The family love affair with the Vineyard began when Barbara’s grandfather George B. Dowley bought what had originally been the East Chop Lighthouse in 1903. Barbara briefly alternated summers there and out west as a child before the Vineyard became her fulltime heart’s content; she and Bill were married at the Edgartown Federated Church in 1952. They continued living in New York city, then Wichita, Kan. before settling in Chicago to raise their family. They rented homes every summer all over the Island so their children could enjoy the Vineyard as Barbara had when she was a child.

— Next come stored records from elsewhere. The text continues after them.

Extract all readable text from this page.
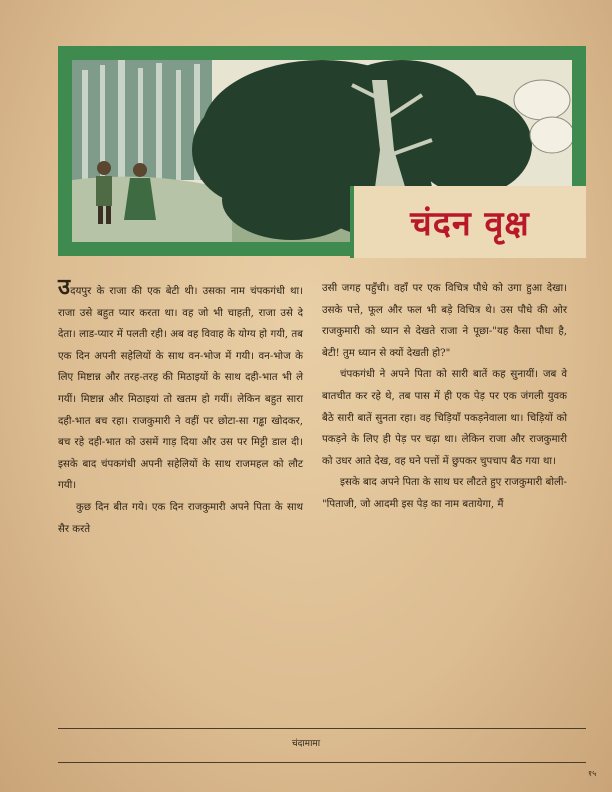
चंदन वृक्ष

उदयपुर के राजा की एक बेटी थी। उसका नाम चंपकगंधी था। राजा उसे बहुत प्यार करता था। वह जो भी चाहती, राजा उसे दे देता। लाड-प्यार में पलती रही। अब वह विवाह के योग्य हो गयी, तब एक दिन अपनी सहेलियों के साथ वन-भोज में गयी। वन-भोज के लिए मिष्टान्न और तरह-तरह की मिठाइयों के साथ दही-भात भी ले गयीं। मिष्टान्न और मिठाइयां तो खतम हो गयीं। लेकिन बहुत सारा दही-भात बच रहा। राजकुमारी ने वहीं पर छोटा-सा गड्ढा खोदकर, बच रहे दही-भात को उसमें गाड़ दिया और उस पर मिट्टी डाल दी। इसके बाद चंपकगंधी अपनी सहेलियों के साथ राजमहल को लौट गयी।

कुछ दिन बीत गये। एक दिन राजकुमारी अपने पिता के साथ सैर करते

उसी जगह पहुँची। वहाँ पर एक विचित्र पौधे को उगा हुआ देखा। उसके पत्ते, फूल और फल भी बड़े विचित्र थे। उस पौधे की ओर राजकुमारी को ध्यान से देखते राजा ने पूछा-"यह कैसा पौधा है, बेटी! तुम ध्यान से क्यों देखती हो?"

चंपकगंधी ने अपने पिता को सारी बातें कह सुनायीं। जब वे बातचीत कर रहे थे, तब पास में ही एक पेड़ पर एक जंगली युवक बैठे सारी बातें सुनता रहा। वह चिड़ियाँ पकड़नेवाला था। चिड़ियों को पकड़ने के लिए ही पेड़ पर चढ़ा था। लेकिन राजा और राजकुमारी को उधर आते देख, वह घने पत्तों में छुपकर चुपचाप बैठ गया था।

इसके बाद अपने पिता के साथ घर लौटते हुए राजकुमारी बोली-"पिताजी, जो आदमी इस पेड़ का नाम बतायेगा, मैं

चंदामामा
१५
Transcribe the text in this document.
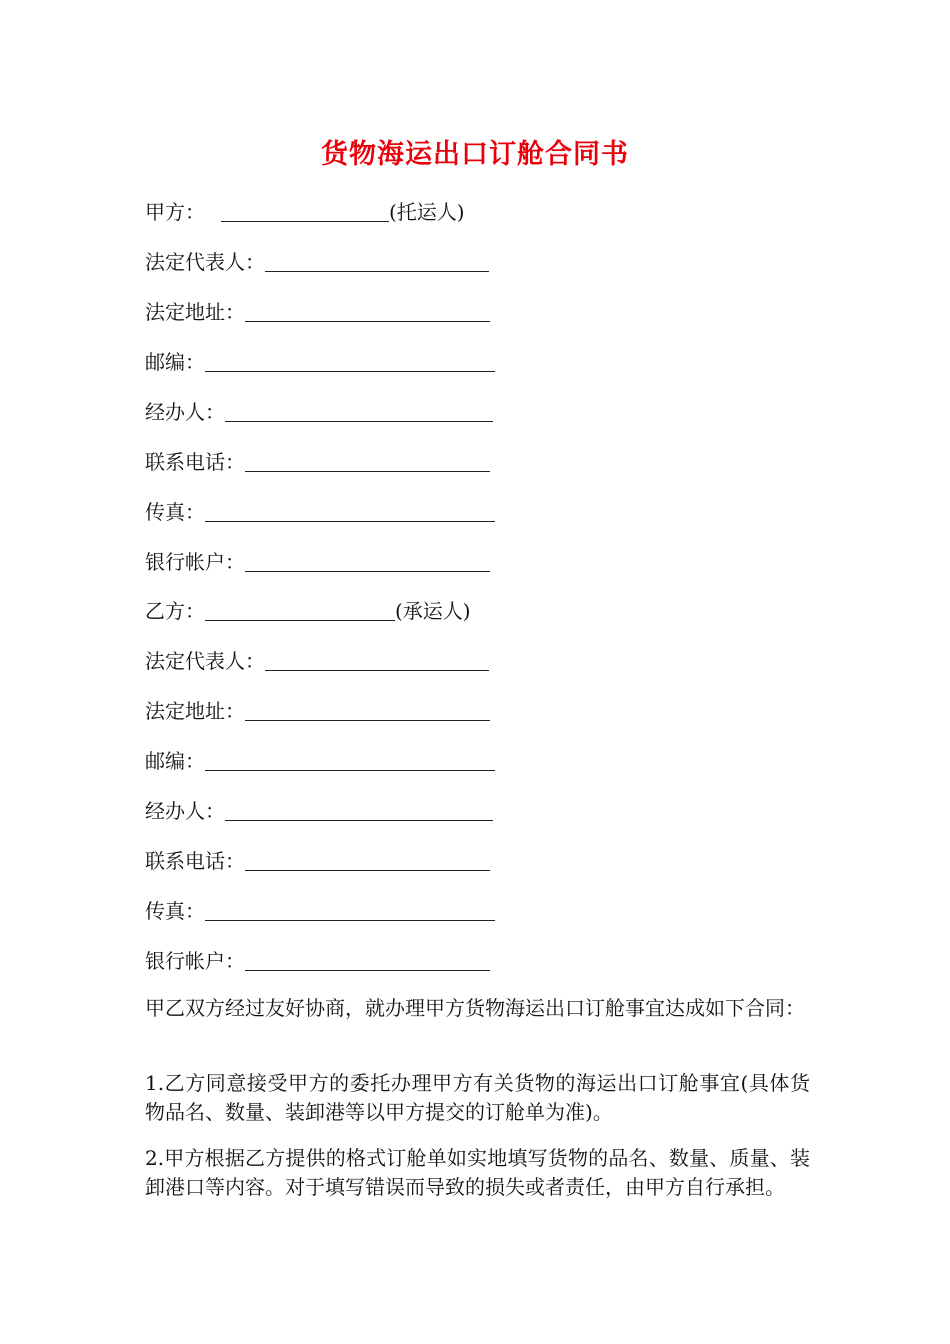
货物海运出口订舱合同书
甲方：	(托运人)
法定代表人：
法定地址：
邮编：
经办人：
联系电话：
传真：
银行帐户：
乙方：	(承运人)
法定代表人：
法定地址：
邮编：
经办人：
联系电话：
传真：
银行帐户：
甲乙双方经过友好协商，就办理甲方货物海运出口订舱事宜达成如下合同：
1.乙方同意接受甲方的委托办理甲方有关货物的海运出口订舱事宜(具体货物品名、数量、装卸港等以甲方提交的订舱单为准)。
2.甲方根据乙方提供的格式订舱单如实地填写货物的品名、数量、质量、装卸港口等内容。对于填写错误而导致的损失或者责任，由甲方自行承担。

Barbara and Bill finally bought their own house on Grove avenue outside Vineyard Haven in 1972 where their family continued to spend summers; they moved full-time to Grove avenue in 1992. Barbara treasured her longtime and closely held neighbors and enjoyed the presence of many other friends and family, including both her late brothers and their many children. She took a swim most everyday from late spring through early fall at the beach the family lovingly named Foot of Grove.

In Illinois, she was a longtime member of the Winnetka Congregational Church, where she sang in the choir and oversaw the annual rummage sale (which set Guinness Book records for highest grossing rummage sales). On the Vineyard, she served on the board of the Friends of the Vineyard Haven Library; she was a member of the Peter Luce Playreaders and The Want to Know Literary Club; she was a dedicated parishioner of the First Congregational Church of West Tisbury and sang in the choir; and she was a Governor of the Vineyard Haven Yacht Club. She was also a competitive tennis player, an intrepid swimmer, a voracious reader, and an avid and sometimes rule-bending player of family games ranging from charades to Scrabble. She treasured her memories skiing in Switzerland and her hiking experiences out west, including her ascent of the Grand Teton with her brothers as a college student.

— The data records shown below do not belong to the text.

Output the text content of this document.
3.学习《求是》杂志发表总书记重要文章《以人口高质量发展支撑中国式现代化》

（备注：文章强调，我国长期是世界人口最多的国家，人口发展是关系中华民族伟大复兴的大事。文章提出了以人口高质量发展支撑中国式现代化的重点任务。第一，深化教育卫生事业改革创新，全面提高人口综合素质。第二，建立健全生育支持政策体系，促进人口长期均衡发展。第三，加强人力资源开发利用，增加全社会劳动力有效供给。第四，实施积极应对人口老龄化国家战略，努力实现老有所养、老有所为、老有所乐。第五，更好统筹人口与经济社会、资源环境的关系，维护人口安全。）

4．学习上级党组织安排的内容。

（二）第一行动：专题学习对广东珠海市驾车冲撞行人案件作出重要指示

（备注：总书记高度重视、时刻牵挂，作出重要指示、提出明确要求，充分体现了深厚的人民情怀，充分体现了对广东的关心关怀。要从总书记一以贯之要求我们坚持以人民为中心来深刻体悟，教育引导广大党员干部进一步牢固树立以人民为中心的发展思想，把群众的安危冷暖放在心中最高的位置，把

After Bill’s death in 1995, Barbara’s heartfelt passion for the arts continued unabated, sometimes enjoyed in quiet solitude, sometimes shared in her exuberant joy of connection with others. She played the piano almost every day, designed and carved handmade holiday cards from linoleum blocks, made all her clothing and much of her children’s and grandchildren’s, crafted braided rugs from fabric scraps, made quilts (including one that earned a Martha’s Vineyard Agricultural Fair blue ribbon), and wrote pithy letters to her friends and children detailing events of the day. Her handmade wool socks are the stuff of legend in family lore. Later in life, here on the Island, she made her stage debut in Samuel Beckett’s Happy Days, produced by the Playreaders.

Barbara was predeceased by her brothers, Albert Lewis and John Lewis, and is survived by her four children: Priscilla and her husband Tom of Roslindale; Peter of Manhattan, N.Y.; Samuel and his wife Anne of Middletown, R.I.; and John of Brookline; and seven grandchildren, Galen, Eva, Owen, Kate, Gwyneth, Madeline, Agatha and Liam.

A celebration of her life will be held on June 17 at 11 a.m. at the West Tisbury Congregational Church, with a reception to follow. In lieu of flowers, donations can be made to Martha’s Vineyard Community Services or the First Congregational Church of West Tisbury.